Students demonstrate farm safety in Wells
WELLS — A farm accident can occur as quickly as the blink of an eye.
That’s why Dan Dylla, FFA advisor at United South Central High School in Wells, feels that their annual FFA Farm Safety Program is of vital importance to community youth.
“Tractors are cute and fun for kids, but they’re extremely dangerous,” said Dylla. “They’re not like the toy tractors kids play with.”
At this year’s event on Tuesday, USC kindergarten through eighth grade students took turns visiting nine different safety stations set up on the west lawn of the high school. Safety highlights ranged from PTO safety to tractor runovers and auger, flowing grain, ATV/snowmobile, combine and lawnmower safety.

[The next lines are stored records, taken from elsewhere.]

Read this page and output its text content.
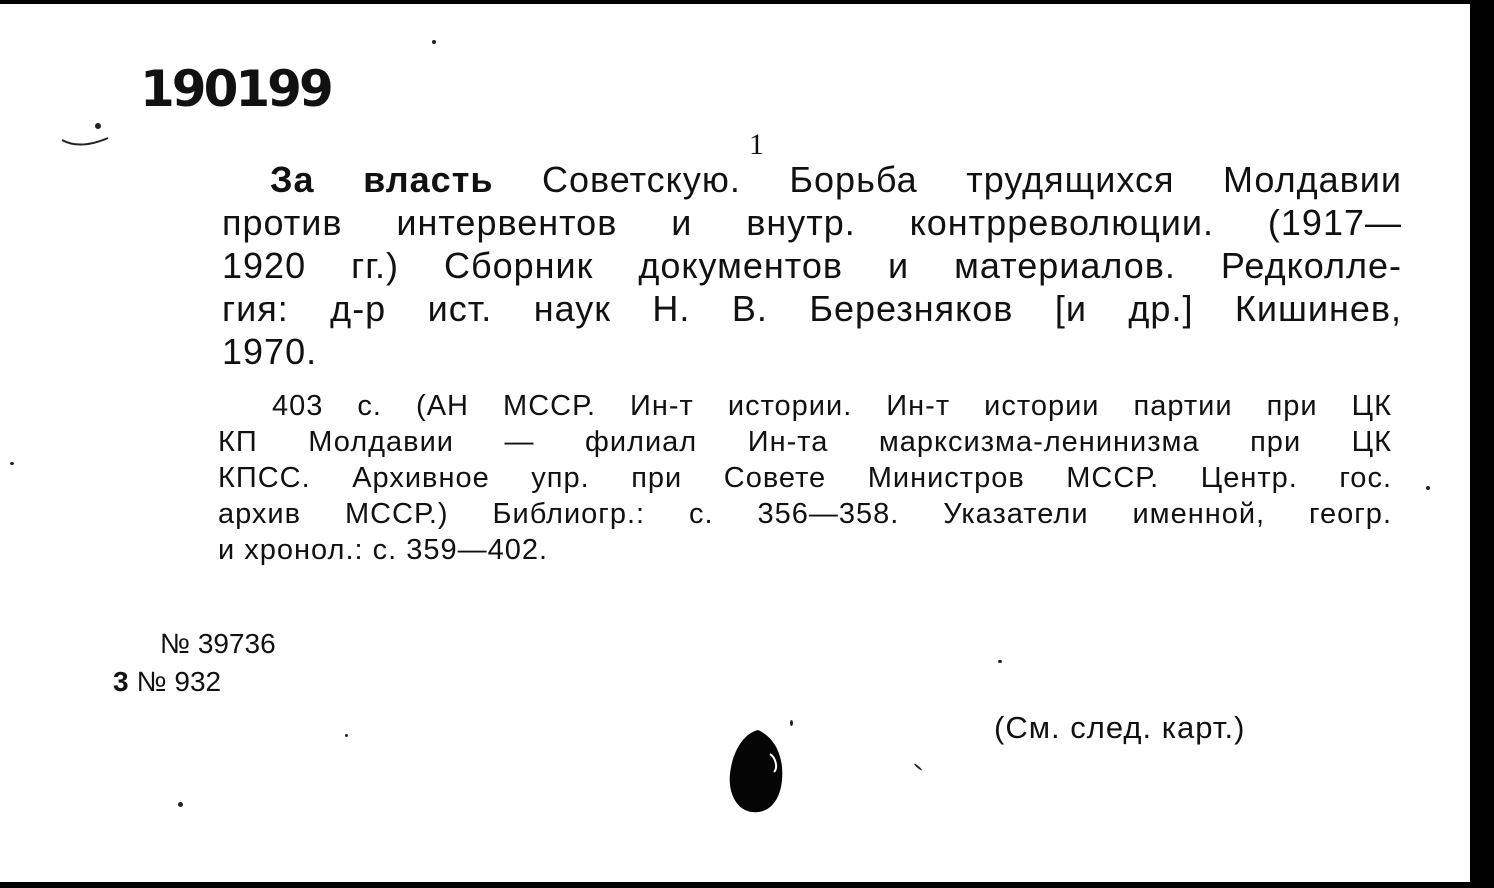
190199
1
За власть Советскую. Борьба трудящихся Молдавии
против интервентов и внутр. контрреволюции. (1917—
1920 гг.) Сборник документов и материалов. Редколле-
гия: д-р ист. наук Н. В. Березняков [и др.] Кишинев,
1970.
403 с. (АН МССР. Ин-т истории. Ин-т истории партии при ЦК
КП Молдавии — филиал Ин-та марксизма-ленинизма при ЦК
КПСС. Архивное упр. при Совете Министров МССР. Центр. гос.
архив МССР.) Библиогр.: с. 356—358. Указатели именной, геогр.
и хронол.: с. 359—402.
№ 39736
3 № 932
(См. след. карт.)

A variety of modern farm equipment — tractors, wagons, an auger and a combine — were scattered across the terrain. Students from the high school’s Ag Leadership class were assigned to each station to talk with the younger students, put on demonstrations and answer questions.

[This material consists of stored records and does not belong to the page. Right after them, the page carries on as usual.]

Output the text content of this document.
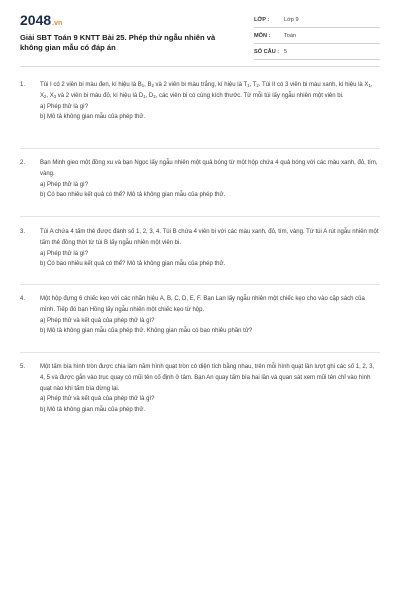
2048.vn
Giải SBT Toán 9 KNTT Bài 25. Phép thử ngẫu nhiên và không gian mẫu có đáp án
LỚP :	Lớp 9
MÔN :	Toán
SỐ CÂU : 5
1.	Túi I có 2 viên bi màu đen, kí hiệu là $B_1$, $B_2$ và 2 viên bi màu trắng, kí hiệu là $T_1$, $T_2$. Túi II có 3 viên bi màu xanh, kí hiệu là $X_1$, $X_2$, $X_3$ và 2 viên bi màu đỏ, kí hiệu là $D_1$, $D_2$, các viên bi có cùng kích thước. Từ mỗi túi lấy ngẫu nhiên một viên bi.
a) Phép thử là gì?
b) Mô tả không gian mẫu của phép thử.
2.	Bạn Minh gieo một đồng xu và bạn Ngọc lấy ngẫu nhiên một quả bóng từ một hộp chứa 4 quả bóng với các màu xanh, đỏ, tím, vàng.
a) Phép thử là gì?
b) Có bao nhiêu kết quả có thể? Mô tả không gian mẫu của phép thử.
3.	Túi A chứa 4 tấm thẻ được đánh số 1, 2, 3, 4. Túi B chứa 4 viên bi với các màu xanh, đỏ, tím, vàng. Từ túi A rút ngẫu nhiên một tấm thẻ đồng thời từ túi B lấy ngẫu nhiên một viên bi.
a) Phép thử là gì?
b) Có bao nhiêu kết quả có thể? Mô tả không gian mẫu của phép thử.
4.	Một hộp đựng 6 chiếc kẹo với các nhãn hiệu A, B, C, D, E, F. Bạn Lan lấy ngẫu nhiên một chiếc kẹo cho vào cặp sách của mình. Tiếp đó bạn Hồng lấy ngẫu nhiên một chiếc kẹo từ hộp.
a) Phép thử và kết quả của phép thử là gì?
b) Mô tả không gian mẫu của phép thử. Không gian mẫu có bao nhiêu phần tử?
5.	Một tấm bìa hình tròn được chia làm năm hình quạt tròn có diện tích bằng nhau, trên mỗi hình quạt lần lượt ghi các số 1, 2, 3, 4, 5 và được gắn vào trục quay có mũi tên cố định ở tâm. Bạn An quay tấm bìa hai lần và quan sát xem mũi tên chỉ vào hình quạt nào khi tấm bìa dừng lại.
a) Phép thử và kết quả của phép thử là gì?
b) Mô tả không gian mẫu của phép thử.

FFA members Katie Ovrebo and Eric Lackey were stationed at the auger safety equipment.
“We remind the kids not to have loose clothing, and to make sure their hair is tied back,” said Ovrebo.
A few feet away, FFA member Kelsey Nowak was teaching the youngsters about ATV/snowmobile safety. She reminded children to always wear their helmets.

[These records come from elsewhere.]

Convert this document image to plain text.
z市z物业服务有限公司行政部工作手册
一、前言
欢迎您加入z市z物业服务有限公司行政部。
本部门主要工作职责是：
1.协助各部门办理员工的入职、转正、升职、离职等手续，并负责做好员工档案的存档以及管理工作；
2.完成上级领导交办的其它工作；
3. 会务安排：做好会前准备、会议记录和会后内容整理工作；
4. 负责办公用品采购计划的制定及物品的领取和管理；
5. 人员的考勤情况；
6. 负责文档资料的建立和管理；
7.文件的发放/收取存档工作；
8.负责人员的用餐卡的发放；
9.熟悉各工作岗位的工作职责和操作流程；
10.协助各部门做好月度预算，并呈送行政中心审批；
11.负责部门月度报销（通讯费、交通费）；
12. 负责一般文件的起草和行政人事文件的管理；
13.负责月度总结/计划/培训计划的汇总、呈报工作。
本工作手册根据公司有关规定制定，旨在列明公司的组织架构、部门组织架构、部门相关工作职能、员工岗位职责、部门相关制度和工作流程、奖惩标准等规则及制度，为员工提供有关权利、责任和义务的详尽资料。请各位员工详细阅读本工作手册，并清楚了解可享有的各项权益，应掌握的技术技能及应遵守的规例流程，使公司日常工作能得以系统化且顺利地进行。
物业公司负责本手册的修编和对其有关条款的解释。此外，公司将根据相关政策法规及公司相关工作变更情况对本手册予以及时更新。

“We tell the younger kids to always ride with their parents and never ride with two passengers,” she added.
Before each new demonstration, FFA students would strategically attach new dummies to various areas on the equipment — near a tire, to the corn head of the combine, to the front of the ATV.
The older students then drove forward and the dummy would be destroyed on impact, smashed by a tire or shredded by the combine head.
“We try to make that impression, that you really need to stay away,” said Dylla.
Piles of straw were scattered near each of the pieces of farm equipment after the demonstration, which showed the dangers of farm accidents.
Dylla said the farm safety program is important for all children, not just those who live on farms, because the fall season is when many children visit farms and there’s more chance for accidents.
Wells fire and ambulance crew members were on hand with their equipment, as well.
“It’s fun,” said Dawn Cory of the Wells ambulance squad. “It’s nice to educate the kids and hear how they perceive what we do for them. We hope to be able to calm their fears.”
Banco Electric demonstrated the effects of downed trees after a storm, near power lines.
Dylla’s No. 1 piece of advice to parents of children growing up on or visiting a farm?
“Make sure you know where the kids are at all times,” he said. “That equipment is just too big to see the kids, and there are a lot of moving parts. Things can just happen so fast.”
According to Dylla, about 500 students at United South Central elementary and middle schools attended the event.
He said the program is in its 18th year and has received State and National FFA recognition for excellence and was awarded a National Youth Safety Award.